Нельзя тебя повторить, Леличка, нельзя, шептал мне муж и улыбался. Нельзя, во веки веков, аминь. А я во все глаза глядела на его новую картину. Она тихо стояла на мольберте. И глядела на меня. Она глядела на меня из тьмы двумя яркими золотыми глазами. Голый стол. Шторы задернуты. На столе два золотых яблока. Они глядят мне в сердце. Не шелохнутся. Катятся из тьмы. Штора прозрачна. За крестовиной окна – призрак. Человек за стеклом закрыл глаза, его лицо искривлено болью. Он голый. В одной холщовой повязке вокруг бедер. Его заносит снег. Его глаза закрыты. Может, он слеп. А яблоки зрячие. Сейчас они скатятся со стола. Я буду их подхватывать, ловить. Прижму к груди. Все. Твой Бог, избичеванный, голый, в крови, молчит в метели за черным крестом окна. Твой Рай окончен.
***
Думать, не надо было думать о волке. А я думала. Я выдыхала слово – а оно, как запах или ветер, немедленно долетало до Ветки, и вот уж она, катая его меж губ и зубов, не выдыхала его ответно, неслышно – орала на весь белый свет! Не думать, об этом не думать, станет худо, надо быть выше, надо плевать на все это с высокой колокольни, – где бы еще такую колокольню найти. Или, может, найти учителя, что научил бы крепко, нагло оскорблять? На железное зло отвечать стальной злобой?

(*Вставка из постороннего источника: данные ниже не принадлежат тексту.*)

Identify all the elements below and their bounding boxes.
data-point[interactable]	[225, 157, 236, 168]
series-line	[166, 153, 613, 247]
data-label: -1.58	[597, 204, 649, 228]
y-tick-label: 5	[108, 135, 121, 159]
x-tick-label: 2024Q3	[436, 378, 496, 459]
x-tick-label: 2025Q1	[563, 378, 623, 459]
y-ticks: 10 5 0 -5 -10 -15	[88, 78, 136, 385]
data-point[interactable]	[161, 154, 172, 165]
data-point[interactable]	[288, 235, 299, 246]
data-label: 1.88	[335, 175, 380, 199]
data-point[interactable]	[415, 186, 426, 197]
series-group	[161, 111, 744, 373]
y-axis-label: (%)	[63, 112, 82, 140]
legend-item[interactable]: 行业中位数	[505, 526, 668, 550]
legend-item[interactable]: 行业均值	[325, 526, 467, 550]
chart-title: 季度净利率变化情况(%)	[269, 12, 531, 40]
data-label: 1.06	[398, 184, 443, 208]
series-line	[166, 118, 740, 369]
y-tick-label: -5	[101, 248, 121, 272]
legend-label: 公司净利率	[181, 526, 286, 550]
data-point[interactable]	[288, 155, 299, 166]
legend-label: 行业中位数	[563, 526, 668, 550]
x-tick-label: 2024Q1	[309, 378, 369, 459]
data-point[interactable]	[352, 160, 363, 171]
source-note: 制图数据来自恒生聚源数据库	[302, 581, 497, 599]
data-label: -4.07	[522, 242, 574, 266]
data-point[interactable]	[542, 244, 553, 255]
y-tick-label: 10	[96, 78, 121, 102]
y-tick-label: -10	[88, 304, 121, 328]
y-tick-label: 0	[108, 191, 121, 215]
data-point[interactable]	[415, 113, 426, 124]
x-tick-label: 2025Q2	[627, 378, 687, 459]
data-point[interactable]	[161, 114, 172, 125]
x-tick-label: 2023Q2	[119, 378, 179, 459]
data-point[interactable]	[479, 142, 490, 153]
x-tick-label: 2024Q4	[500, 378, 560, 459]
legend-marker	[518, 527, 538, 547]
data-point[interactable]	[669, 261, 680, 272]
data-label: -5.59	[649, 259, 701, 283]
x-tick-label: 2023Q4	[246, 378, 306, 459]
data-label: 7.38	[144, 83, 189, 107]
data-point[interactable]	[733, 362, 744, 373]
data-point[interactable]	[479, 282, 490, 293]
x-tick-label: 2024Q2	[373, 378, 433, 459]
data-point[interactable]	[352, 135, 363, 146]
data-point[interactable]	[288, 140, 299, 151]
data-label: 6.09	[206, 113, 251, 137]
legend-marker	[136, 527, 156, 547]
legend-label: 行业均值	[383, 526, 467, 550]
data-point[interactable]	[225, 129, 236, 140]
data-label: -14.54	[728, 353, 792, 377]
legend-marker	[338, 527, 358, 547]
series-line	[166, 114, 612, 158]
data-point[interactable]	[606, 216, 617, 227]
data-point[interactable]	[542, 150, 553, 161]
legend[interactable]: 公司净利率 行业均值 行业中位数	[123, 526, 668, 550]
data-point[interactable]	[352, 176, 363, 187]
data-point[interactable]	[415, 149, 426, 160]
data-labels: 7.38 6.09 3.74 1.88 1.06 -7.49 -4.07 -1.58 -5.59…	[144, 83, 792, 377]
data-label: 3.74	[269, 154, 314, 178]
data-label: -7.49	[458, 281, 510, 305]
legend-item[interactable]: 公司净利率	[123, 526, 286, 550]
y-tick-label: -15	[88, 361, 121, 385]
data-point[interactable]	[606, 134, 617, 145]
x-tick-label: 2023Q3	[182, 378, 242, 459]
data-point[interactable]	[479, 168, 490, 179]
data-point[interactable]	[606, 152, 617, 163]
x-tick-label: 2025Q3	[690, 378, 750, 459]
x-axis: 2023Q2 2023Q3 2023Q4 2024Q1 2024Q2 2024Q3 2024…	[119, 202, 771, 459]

Слушайте, люди, а что такое оскорбление, кто мне объяснит? Где граница между злостью и злобой? Ну да, я сама сейчас догадаюсь. Злость, она временная, она проходит, вспыхнула и погасла, а злоба – та всегда с тобой. Злоба у человека в кожу, в сердце въедается. Многие с ней, наверное, родятся. И так живут. Мучительно это, так жить. Немыслимо.
А ведь живут же.
Злобные. Это про них говорил наш забытый Бог? Ну, что они, которые злобные, они – грешники?
Стать волком! Стать как он! Не дать себя в обиду! У него зубы, и у тебя зубы!
А у тебя, на минуточку, крепче, острее и сильнее! Ты одним смыканием пасти – не только чью-то жалкую глотку, время перегрызешь!
Человек-волк. Волк-человек. Ветка бежит за мной, да кто она такая, твердила я себе, жалкая бабенка, ну, кропает стишки, все мы кропаем стишки, я вон тоже кропаю стишки, и толку? А есть настоящий, сильный волк. Нам всем не чета. Может, это он, Сильный Волк, взял да стал человеком, и оборотился в Ветку, и преследует меня? А она, Ветка, и знать не знает, что Царь-Волк в нее вселился; может, и мучится от этого темно и страшно, ничего не понимая, и мечется по снежному полю жизни, и пытается лапу свою, ой, ногу, в следы всех чужих быстрых лап поставить, уместить!